December 2017 Monthly Commentary
(Update provided by Willis Towers Watson, legalsuper’s investment asset consultant)
Global equity markets were mixed over December. US equities rallied on the back of tax reform bills for companies and individuals being approved by both houses of Congress. This marks a positive return for US equities in every month of 2017 (as measured by the S&P 500 Composite in local currency terms).
The Fed raised rates from a range of 1.00-1.25% to 1.25%-1.50% for the third time in 2017 and the fifth time in the current cycle. Also in December, President Trump announced Jerome Powell as the new Fed Chairman, replacing Janet Yellen in February 2018. The US stock market, as measured by the S&P 500 Composite returned 1.1% (in local currency terms). The National Association of Home Builders/Wells Fargo Housing Market Index (HMI) rose from a downwardly revised 69 in November to 74 in December. The Markit US Manufacturing PMI rose to 55.1 in December from 53.9 in November.
EU leaders have decided to progress onto the second phase of Brexit negotiations, following acceptance of a joint proposal from the UK and European commission which stipulated that sufficient developments have been made in the first round of discussions. The next stage will focus on the details of Britain existing outside the EU. As at December, the Euro Area’s core inflation reading is expected to remain at 0.9% year-on-year and headline inflation is expected to remain at 1.5%, both below the ECB’s target rate of 2.0%. The Markit Eurozone Manufacturing PMI came in at 60.6 in December, up from 60.1 in November. The Eurozone PMI Composite Output Index rose to 58.0 in December from November’s reading of 57.5. The Eurozone stock market generated a return of -1.8% over the month based on the Euro Stoxx 50 Index in local currency terms.
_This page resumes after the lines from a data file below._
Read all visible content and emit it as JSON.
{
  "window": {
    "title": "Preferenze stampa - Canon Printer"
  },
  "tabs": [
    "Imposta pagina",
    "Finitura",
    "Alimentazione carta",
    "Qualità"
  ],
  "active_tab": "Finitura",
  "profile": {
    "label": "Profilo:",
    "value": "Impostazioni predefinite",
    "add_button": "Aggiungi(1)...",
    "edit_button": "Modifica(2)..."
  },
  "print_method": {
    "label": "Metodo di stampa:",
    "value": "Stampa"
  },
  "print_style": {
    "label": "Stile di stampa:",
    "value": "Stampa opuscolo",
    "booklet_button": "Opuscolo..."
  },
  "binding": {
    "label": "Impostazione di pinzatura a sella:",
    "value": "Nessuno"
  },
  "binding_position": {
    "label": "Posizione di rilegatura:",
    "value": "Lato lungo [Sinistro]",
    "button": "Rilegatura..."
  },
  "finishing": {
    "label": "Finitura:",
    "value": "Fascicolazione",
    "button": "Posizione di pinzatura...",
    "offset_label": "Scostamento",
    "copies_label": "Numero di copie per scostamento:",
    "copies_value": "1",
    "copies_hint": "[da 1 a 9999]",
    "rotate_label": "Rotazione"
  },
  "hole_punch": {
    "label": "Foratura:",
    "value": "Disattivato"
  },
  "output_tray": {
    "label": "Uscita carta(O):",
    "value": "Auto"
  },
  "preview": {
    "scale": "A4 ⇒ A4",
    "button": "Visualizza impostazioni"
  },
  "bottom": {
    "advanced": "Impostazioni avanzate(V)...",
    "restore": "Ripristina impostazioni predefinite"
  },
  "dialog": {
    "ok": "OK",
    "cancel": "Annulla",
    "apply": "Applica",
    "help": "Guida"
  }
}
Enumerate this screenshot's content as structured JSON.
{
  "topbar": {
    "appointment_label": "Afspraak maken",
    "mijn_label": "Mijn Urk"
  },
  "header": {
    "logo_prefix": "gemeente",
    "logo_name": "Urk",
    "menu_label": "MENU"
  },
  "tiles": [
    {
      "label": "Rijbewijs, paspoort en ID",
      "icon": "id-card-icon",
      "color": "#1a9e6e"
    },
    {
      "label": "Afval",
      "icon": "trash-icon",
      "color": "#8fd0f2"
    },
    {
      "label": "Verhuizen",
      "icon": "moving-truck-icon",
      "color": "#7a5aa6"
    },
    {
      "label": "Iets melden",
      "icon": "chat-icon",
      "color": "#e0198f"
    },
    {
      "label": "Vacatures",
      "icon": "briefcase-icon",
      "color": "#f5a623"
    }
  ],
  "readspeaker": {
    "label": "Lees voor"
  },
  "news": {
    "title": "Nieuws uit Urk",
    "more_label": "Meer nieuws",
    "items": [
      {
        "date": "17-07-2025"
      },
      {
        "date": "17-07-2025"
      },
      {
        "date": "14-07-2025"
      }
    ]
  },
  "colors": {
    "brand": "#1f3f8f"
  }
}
Economic data out of China was weaker than expected due to the Chinese government’s efforts to minimise pollution by limiting the output in the metals sector. The Chinese manufacturing PMI, as measured by the Caixin Manufacturing PMI, rose to 51.5 in December from 50.8 in November. The Chinese RMB appreciated against the USD over the month by 1.5%, and the Chinese stock market returned -0.3% (in local currency terms), as measured by the Shanghai Composite Index. Over the same period, the MSCI World ex Australia Accumulation Index returned 1.1% in local currency terms, and -1.7% in unhedged AUD terms.
In Australia, the cash rate remained at 1.5% in order to support the Australian economy during a period where both inflation and wage growth remain persistently low. Low wage growth has likely resulted in lower household consumption, causing the Australian economy to grow slower than expected. The Australian stock market, as measured by the S&P/ASX 300 Accumulation Index, returned 1.9% for the month. The strongest sectors over the month (excluding listed property) were Energy (6.5%), Materials (6.1%) and Telecommunications (5.5%); while the Healthcare (-0.5%), Industrials (-0.9%) and Utilities (-4.5%) sectors experienced the lowest returns. The Australian listed property market, as measured by the S&P/ASX 300 AREIT Accumulation Index, returned 0.1% over December, underperforming the S&P/ASX 300 Accumulation Index by 1.7%.
Movements in global bond yields were mixed in December. While the US 10-year government bond yield remained unchanged at 2.41%, the Australian 10-year government bond yield rose by 0.13% to 2.63% and the 10-year German government bond yield rose by 0.06% to 0.43%. In contrast, the UK 10-year government bond yield fell by 0.14% to 1.19%.
The Australian dollar strengthened against the US dollar, finishing the month at 78.09 US cents, compared to 75.66 US cents at the end of November. The AUD also strengthened against the currencies of Australia’s major trading partners, as measured by the Trade Weighted Index, which closed the month at 64.9 (up from 63.6 at the end of November).
Note: This investment commentary does not constitute advice. All investment figures quoted relate to before-tax performance of the relevant industry benchmark. © 2017 Willis Towers Watson.